O local conta ainda com uma plantação de pau-brasil, que foi praticamente dizimado pela exploração desenfreada nos tempos do Brasil colônia. Aproveite para levar uma lembrancinha realmente artesanal comprando um dos artigos feitos pelos pataxós. No fim da visita, há degustação do peixe guaricema, preparado à maneira indígena. Agências de Porto Seguro fazem o passeio cobrando a partir de R$ 50, com transporte.

Lembranças de Portugal. Viajar para o lado português é mais fácil. Não só em Porto Seguro, mas em Arraial d’Ajuda e Trancoso há igrejas com a arquitetura colonial tipicamente portuguesa. Há ainda os passeios ao centro histórico de Porto Seguro, que conserva a primeira vila do Brasil, com suas casas coloridas, a Matriz Nossa Senhora da Penha, o Museu de Arte Sacra e a antiga prisão da cidade.
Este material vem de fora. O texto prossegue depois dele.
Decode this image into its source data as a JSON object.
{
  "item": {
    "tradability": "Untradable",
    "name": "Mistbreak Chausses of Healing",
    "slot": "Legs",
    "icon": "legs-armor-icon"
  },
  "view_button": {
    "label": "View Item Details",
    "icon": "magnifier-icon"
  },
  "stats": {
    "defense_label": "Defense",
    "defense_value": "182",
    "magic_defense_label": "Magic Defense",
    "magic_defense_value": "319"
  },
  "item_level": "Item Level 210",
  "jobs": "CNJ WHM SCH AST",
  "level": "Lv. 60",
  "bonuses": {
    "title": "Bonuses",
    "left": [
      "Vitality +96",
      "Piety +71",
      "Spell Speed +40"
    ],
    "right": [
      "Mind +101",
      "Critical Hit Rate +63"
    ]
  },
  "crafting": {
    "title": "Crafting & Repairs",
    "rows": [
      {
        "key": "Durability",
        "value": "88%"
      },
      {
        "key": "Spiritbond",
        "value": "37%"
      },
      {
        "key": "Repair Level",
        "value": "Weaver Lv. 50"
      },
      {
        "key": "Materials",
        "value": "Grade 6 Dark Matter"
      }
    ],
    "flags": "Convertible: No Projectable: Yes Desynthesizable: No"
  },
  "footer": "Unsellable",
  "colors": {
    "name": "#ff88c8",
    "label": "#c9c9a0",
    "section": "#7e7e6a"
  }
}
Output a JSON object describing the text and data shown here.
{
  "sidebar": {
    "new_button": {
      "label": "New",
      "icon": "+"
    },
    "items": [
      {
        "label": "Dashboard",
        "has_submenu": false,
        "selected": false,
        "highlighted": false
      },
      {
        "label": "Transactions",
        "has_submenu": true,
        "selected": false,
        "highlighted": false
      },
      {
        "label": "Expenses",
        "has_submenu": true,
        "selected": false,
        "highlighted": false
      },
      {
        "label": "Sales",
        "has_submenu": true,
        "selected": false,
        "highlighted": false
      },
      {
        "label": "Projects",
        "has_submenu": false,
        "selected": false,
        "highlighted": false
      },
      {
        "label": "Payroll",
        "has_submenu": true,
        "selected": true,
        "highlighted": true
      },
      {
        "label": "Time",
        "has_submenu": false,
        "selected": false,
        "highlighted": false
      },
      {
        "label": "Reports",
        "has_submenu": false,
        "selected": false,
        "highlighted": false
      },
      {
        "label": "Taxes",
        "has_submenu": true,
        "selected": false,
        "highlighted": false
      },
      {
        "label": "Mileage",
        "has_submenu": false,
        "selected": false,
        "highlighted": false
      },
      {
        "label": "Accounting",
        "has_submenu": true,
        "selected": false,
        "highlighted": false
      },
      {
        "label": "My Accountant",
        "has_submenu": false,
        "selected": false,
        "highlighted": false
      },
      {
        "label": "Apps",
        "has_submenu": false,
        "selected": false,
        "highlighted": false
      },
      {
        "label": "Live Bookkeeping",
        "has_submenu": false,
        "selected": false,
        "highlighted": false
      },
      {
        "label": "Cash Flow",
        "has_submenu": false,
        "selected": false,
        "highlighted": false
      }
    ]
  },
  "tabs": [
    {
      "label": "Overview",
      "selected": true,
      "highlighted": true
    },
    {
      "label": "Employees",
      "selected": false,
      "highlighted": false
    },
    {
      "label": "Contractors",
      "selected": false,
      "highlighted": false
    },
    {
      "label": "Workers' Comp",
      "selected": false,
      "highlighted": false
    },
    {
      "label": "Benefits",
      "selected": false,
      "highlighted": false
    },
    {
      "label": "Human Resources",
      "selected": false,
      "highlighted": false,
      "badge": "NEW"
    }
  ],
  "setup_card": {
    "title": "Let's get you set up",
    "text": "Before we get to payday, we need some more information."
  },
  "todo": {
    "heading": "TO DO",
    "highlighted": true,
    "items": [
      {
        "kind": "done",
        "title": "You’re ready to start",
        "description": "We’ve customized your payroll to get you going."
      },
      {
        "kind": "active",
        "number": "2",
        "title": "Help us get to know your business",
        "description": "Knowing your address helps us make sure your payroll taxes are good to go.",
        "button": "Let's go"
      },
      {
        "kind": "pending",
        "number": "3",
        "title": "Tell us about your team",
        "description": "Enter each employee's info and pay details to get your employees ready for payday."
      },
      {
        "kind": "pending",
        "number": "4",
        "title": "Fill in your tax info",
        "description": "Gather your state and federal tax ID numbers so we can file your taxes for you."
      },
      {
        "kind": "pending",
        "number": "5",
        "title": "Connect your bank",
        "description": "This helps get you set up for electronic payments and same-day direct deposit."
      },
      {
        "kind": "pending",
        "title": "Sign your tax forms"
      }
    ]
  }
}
Dali, tem-se uma ótima panorâmica de Porto Seguro e de parte de Arraial d’Ajuda. 

Outro marco é o Memorial da Epopeia do Descobrimento, que tem como destaque a réplica de uma das naus utilizadas pelos portugueses na viagem até o Brasil. É possível subir na embarcação, conhecê-la por dentro e imaginar como viveram os navegantes portugueses da época. Não se admire com a pouca altura dos cômodos: a média de altura dos portugueses naquela época era de apenas 1,60 metro. O ingresso custa R$ 10 e crianças até 12 anos não pagam

 

Outras vila no sul da Bahia

Corumbau: de difícil acesso – são 220 quilômetros desde Porto Seguro, boa parte em estrada de terra –, a remota Ponta do Corumbau é, ao mesmo tempo, uma vila de pescadores autêntica e um enclave de pousadas sustentáveis chiques. Na maré baixa, os bancos de areia fazem surgir piscinas naturais; para passear, há mergulho, caiaque e cavalgadas.

 

Caraíva: provavelmente e vila com atmosfera mais rústica do sul da Bahia, Caraíva nunca fica tão cheia quanto Trancoso ou Porto Seguro, a cerca de 2h30 de distância. Desde que ganhou rede elétrica, em 2008 (com fiação enterrada, exigência da comunidade), a infraestrutura melhorou, mas as ruas de areia continuam sem luz à noite. A orla do rio é tão agradável quanto a do mar. Mais: caraiva.com.br.

 

Santa Cruz Cabrália: no município ao norte de Porto Seguro fica Santo André, o tranquilo vilarejo de praia escolhido como base pela seleção da Alemanha (toc! toc! toc!) durante a Copa de 2014. O resort Campo Bahia (campobahia.com/pt), que abrigou os alemães, é opção de hospedagem. O encontro do rio com o mar é o trecho mais agitado; a praia é sempre deserta.